Die Äußerungen des Geistlichen decken sich mit früheren Äußerungen der regierenden Partei Georgischer Traum und von Regierungsvertretern, die angesichts der zunehmenden Kritik aus dem Westen erklärt haben, Georgien sei eine souveräne Nation, die „anerkannt werden müsse“. Die Rede spiegelte auch die Position der GT-Partei wider, dass bestimmte ukrainische Anführer Georgien in den Konflikt gegen Russland einbinden wollen.

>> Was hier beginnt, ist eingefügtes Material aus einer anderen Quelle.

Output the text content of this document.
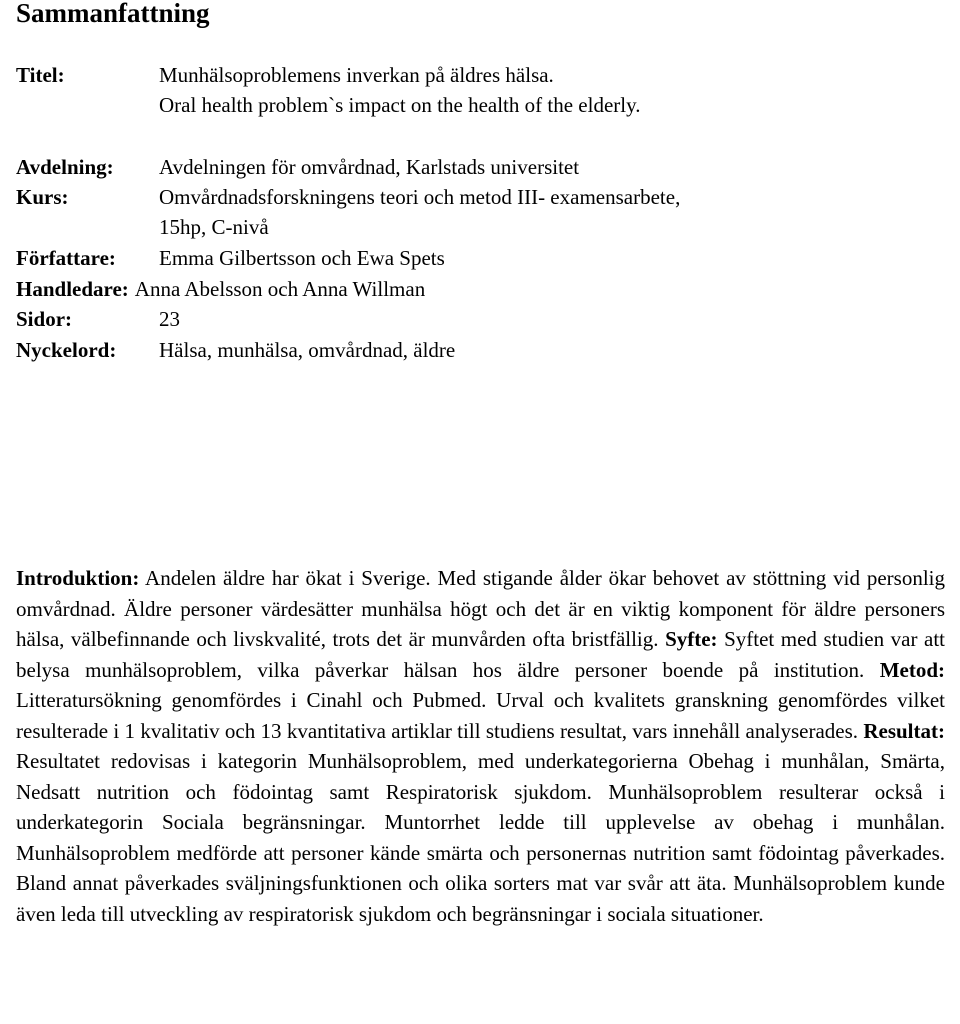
Sammanfattning
Titel:	Munhälsoproblemens inverkan på äldres hälsa.
Oral health problem`s impact on the health of the elderly.
Avdelning: Avdelningen för omvårdnad, Karlstads universitet
Kurs:	Omvårdnadsforskningens teori och metod III- examensarbete,
15hp, C-nivå
Författare: Emma Gilbertsson och Ewa Spets
Handledare: Anna Abelsson och Anna Willman
Sidor:	23
Nyckelord: Hälsa, munhälsa, omvårdnad, äldre

Introduktion: Andelen äldre har ökat i Sverige. Med stigande ålder ökar behovet av stöttning vid personlig omvårdnad. Äldre personer värdesätter munhälsa högt och det är en viktig komponent för äldre personers hälsa, välbefinnande och livskvalité, trots det är munvården ofta bristfällig. Syfte: Syftet med studien var att belysa munhälsoproblem, vilka påverkar hälsan hos äldre personer boende på institution. Metod: Litteratursökning genomfördes i Cinahl och Pubmed. Urval och kvalitets granskning genomfördes vilket resulterade i 1 kvalitativ och 13 kvantitativa artiklar till studiens resultat, vars innehåll analyserades. Resultat: Resultatet redovisas i kategorin Munhälsoproblem, med underkategorierna Obehag i munhålan, Smärta, Nedsatt nutrition och födointag samt Respiratorisk sjukdom. Munhälsoproblem resulterar också i underkategorin Sociala begränsningar. Muntorrhet ledde till upplevelse av obehag i munhålan. Munhälsoproblem medförde att personer kände smärta och personernas nutrition samt födointag påverkades. Bland annat påverkades sväljningsfunktionen och olika sorters mat var svår att äta. Munhälsoproblem kunde även leda till utveckling av respiratorisk sjukdom och begränsningar i sociala situationer.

„Was sie von uns wollen, ist reine Torheit; sie sind Dummköpfe“, erklärte der Erzbischof und bezog sich dabei auf Beamte aus „verschiedenen Regierungsbereichen in der Ukraine“. Ungenannte ukrainische Behörden, so behauptete er, wollen „unsere Regierung, unsere Verwaltung dazu bringen, ihnen dieses Land zu verpachten und es in einen Militärstützpunkt umzuwandeln.“ Der oberste Geistliche warnte: „Wir werden niemals nach ihrer Pfeife tanzen“. „Wem überlassen wir Georgien, wenn eine weitere Million Menschen flieht?“, fragte der Erzbischof und fügte hinzu: „Wozu brauche ich die Milliarden aus Übersee, wenn sie das zerstören, was wir bereits aufgebaut haben? Einen eindringenden Gegner hat es in Georgien immer gegeben“. Der Erzbischof beschuldigte Moskau des Massakers vom 9. April 1989 an Unabhängigkeitsbefürwortern in Tiflis durch sowjetische Spezialeinheiten, des Bürgerkriegs und der bewaffneten Konflikte in der Region Zchinwali und Abchasien in den 1990er Jahren sowie des russisch-georgischen Krieges von 2008. „Wer verteidigt uns? Wir kämpfen immer für uns selbst“, sagte er und fügte hinzu: „Aber wir haben auch für die Freiheit der anderen gekämpft, und das sollten sie wissen.“ Stattdessen riet der oberste Geistliche den ukrainischen Anführern, „sich um sich selbst und ihr Land zu kümmern“. Diejenigen, die heldenhaft gekämpft haben, konnten keinen einzigen Ausbruch durchführen und die Offiziellen lieferten sie als Geiseln aus“, erklärte der Erzbischof und bezog sich dabei auf die „herzzerreißende“ Kapitulation der ukrainischen Soldaten bei der Belagerung von Asowstal in der Stadt Mariupol.